The new rule provides for two types of measures that may be imposed if a party fails to preserve discoverable information:

  1. A new category of remedies and “curative measures” that are not considered sanctions, such as allowing additional discovery, or requiring a party to pay reasonable expenses caused by the spoliation; and
  2. Traditional “sanctions” as currently defined by Rule 37(b)(2)(A), or adverse inference jury instructions. 

The second category of more severe measures may be ordered only if the court finds that the failure to preserve caused “substantial prejudice” and was “willful or in bad faith.” This language in the proposed new rule is perhaps the most controversial, as it would expressly reject the view adopted in some cases, such as Residential Funding Corp. v. DeGeorge Finan. Corp., 306 F.3d 99 (2d Cir. 2002), that permitted sanctions for merely negligent behavior. According to the draft Advisory Committee note, “The amended rule is designed to ensure that potential litigants who make reasonable efforts to satisfy their preservation responsibilities may do so with confidence that they will not be subjected to serious sanctions should information be lost despite those efforts.” 

Sanctions may also be imposed in what the drafters characterize as “very rare cases,” in which the party’s actions (and not some cause outside the party’s control, like an Act of God) “irreparably deprived a party of any meaningful opportunity” to litigate the claims in the action. The Committee Note cautions that this provision applies only in “narrowly limited circumstances,” and only if no alternative, less severe curative measures exist.

The proposed Rule 37(e) focuses on the consequences of a party’s failure to preserve; it does not dictate or regulate the actual preservation efforts. However, the rule does set forth some factors to consider in assessing whether a party failed to preserve information it should have. Those same factors help determine whether a failure was willful or in bad faith. They include: 

  • The extent to which the party was on notice that litigation was likely;
  • The reasonableness of the party’s efforts to preserve information;
  • Whether the party received a clear, reasonable request to preserve, which was subject to good-faith consultation;
  • The proportionality of the preservation efforts; and
  • Whether the party sought timely guidance from the court on any disputes about preservation.

Practical Implications Today

Regardless of whether the proposed Rule 37(e) ever takes effect, the efforts to draft it have revealed that the obligation to preserve discoverable information is too uncertain and too expensive in today’s environment of huge (and growing) volumes of electronic data. Something must be done, and the Advisory Committee suggests that two measures will bring significant improvement: (1) creating a uniform national standard for sanctions and curative measures, and (2) requiring bad faith or willful conduct before the most severe sanctions can be ordered.

In the meantime, what should litigants and potential litigants do? First, they can take comfort in the increased focus on proportionality, both in the suggested revisions to Rule 37(e) and in other proposed amendments to the civil rules. If preservation efforts are proportional and reasonable, sanctions are less likely to result from a loss of information.
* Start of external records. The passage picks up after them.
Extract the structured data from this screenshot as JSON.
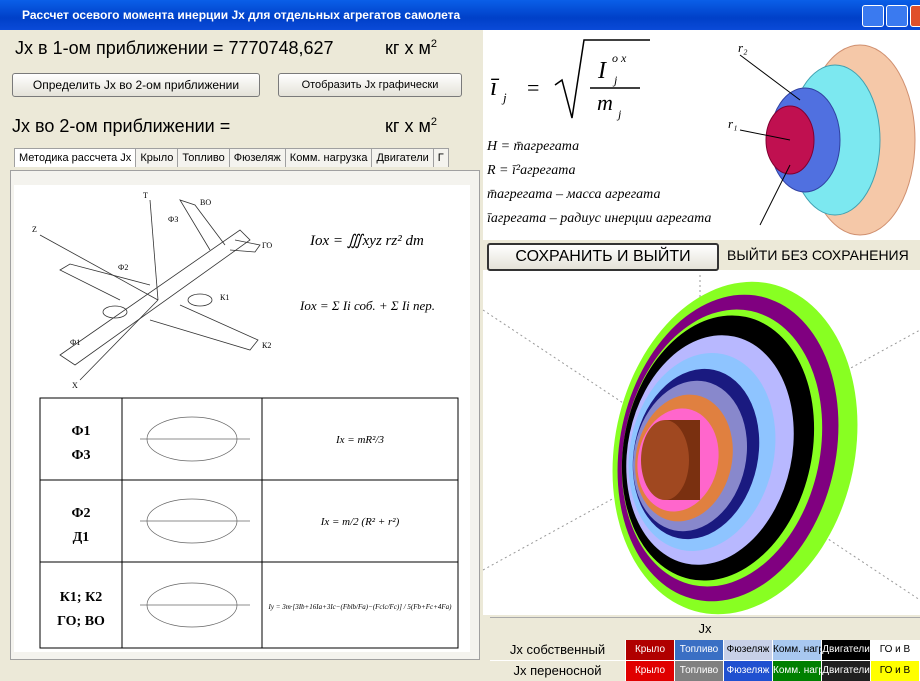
{
  "window": {
    "title": "Рассчет осевого момента инерции Jx для отдельных агрегатов самолета"
  },
  "approx1": {
    "label": "Jx в 1-ом приближении = ",
    "value": "7770748,627",
    "unit": "кг x м",
    "unit_sup": "2"
  },
  "buttons": {
    "calc2": "Определить Jx во 2-ом приближении",
    "show": "Отобразить Jx графически",
    "save": "СОХРАНИТЬ И ВЫЙТИ",
    "exit": "ВЫЙТИ БЕЗ СОХРАНЕНИЯ"
  },
  "approx2": {
    "label": "Jx во 2-ом приближении =",
    "unit": "кг x м",
    "unit_sup": "2"
  },
  "tabs": [
    "Методика рассчета Jx",
    "Крыло",
    "Топливо",
    "Фюзеляж",
    "Комм. нагрузка",
    "Двигатели",
    "Г"
  ],
  "method": {
    "plane_labels": [
      "Т",
      "Z",
      "ФЗ",
      "ВО",
      "ГО",
      "Ф2",
      "К1",
      "К2",
      "Ф1",
      "Х"
    ],
    "formulas": [
      "Iox = ∭xyz rz² dm",
      "Iox = Σ Ii соб. + Σ Ii пер."
    ],
    "table": {
      "rows": [
        {
          "codes": [
            "Ф1",
            "Ф3"
          ],
          "formula": "Ix = mR²/3"
        },
        {
          "codes": [
            "Ф2",
            "Д1"
          ],
          "formula": "Ix = m/2 (R² + r²)"
        },
        {
          "codes": [
            "К1; К2",
            "ГО; ВО"
          ],
          "formula": "Iy = 3m·[3Ib+16Ia+3Ic−(Fblb/Fa)−(Fclc/Fc)] / 5(Fb+Fc+4Fa)"
        }
      ]
    }
  },
  "inertia": {
    "lhs": "ī",
    "lhs_sub": "j",
    "eq": "=",
    "num": "I",
    "num_sup": "o x",
    "num_sub": "j",
    "den": "m",
    "den_sub": "j",
    "lines": [
      "H = m̄агрегата",
      "R = ī²агрегата",
      "m̄агрегата – масса агрегата",
      "īагрегата – радиус инерции агрегата"
    ]
  },
  "cylinder_labels": [
    "r₂",
    "r₁"
  ],
  "legend": {
    "title": "Jx",
    "rows": [
      {
        "name": "Jx собственный",
        "cells": [
          {
            "label": "Крыло",
            "color": "#b00000"
          },
          {
            "label": "Топливо",
            "color": "#3a6fc4"
          },
          {
            "label": "Фюзеляж",
            "color": "#c8d0e8"
          },
          {
            "label": "Комм. нагр.",
            "color": "#a8c8f0"
          },
          {
            "label": "Двигатели",
            "color": "#000000"
          },
          {
            "label": "ГО и В",
            "color": "#ffffff"
          }
        ]
      },
      {
        "name": "Jx переносной",
        "cells": [
          {
            "label": "Крыло",
            "color": "#e00000"
          },
          {
            "label": "Топливо",
            "color": "#808080"
          },
          {
            "label": "Фюзеляж",
            "color": "#2050d0"
          },
          {
            "label": "Комм. нагр.",
            "color": "#008000"
          },
          {
            "label": "Двигатели",
            "color": "#202020"
          },
          {
            "label": "ГО и В",
            "color": "#ffff00"
          }
        ]
      }
    ]
  }
}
Second, parties litigating in jurisdictions that have not imposed sanctions for merely negligent behavior can probably relax — the winds of change are not blowing in that direction, and courts that now require willfulness or bad faith likely will stay that way. If your jurisdiction does allow sanctions for negligent spoliation, and you find yourself accused of such negligence, point to the list of factors in the proposed new rule and make the factual argument that the loss of information was not even negligent.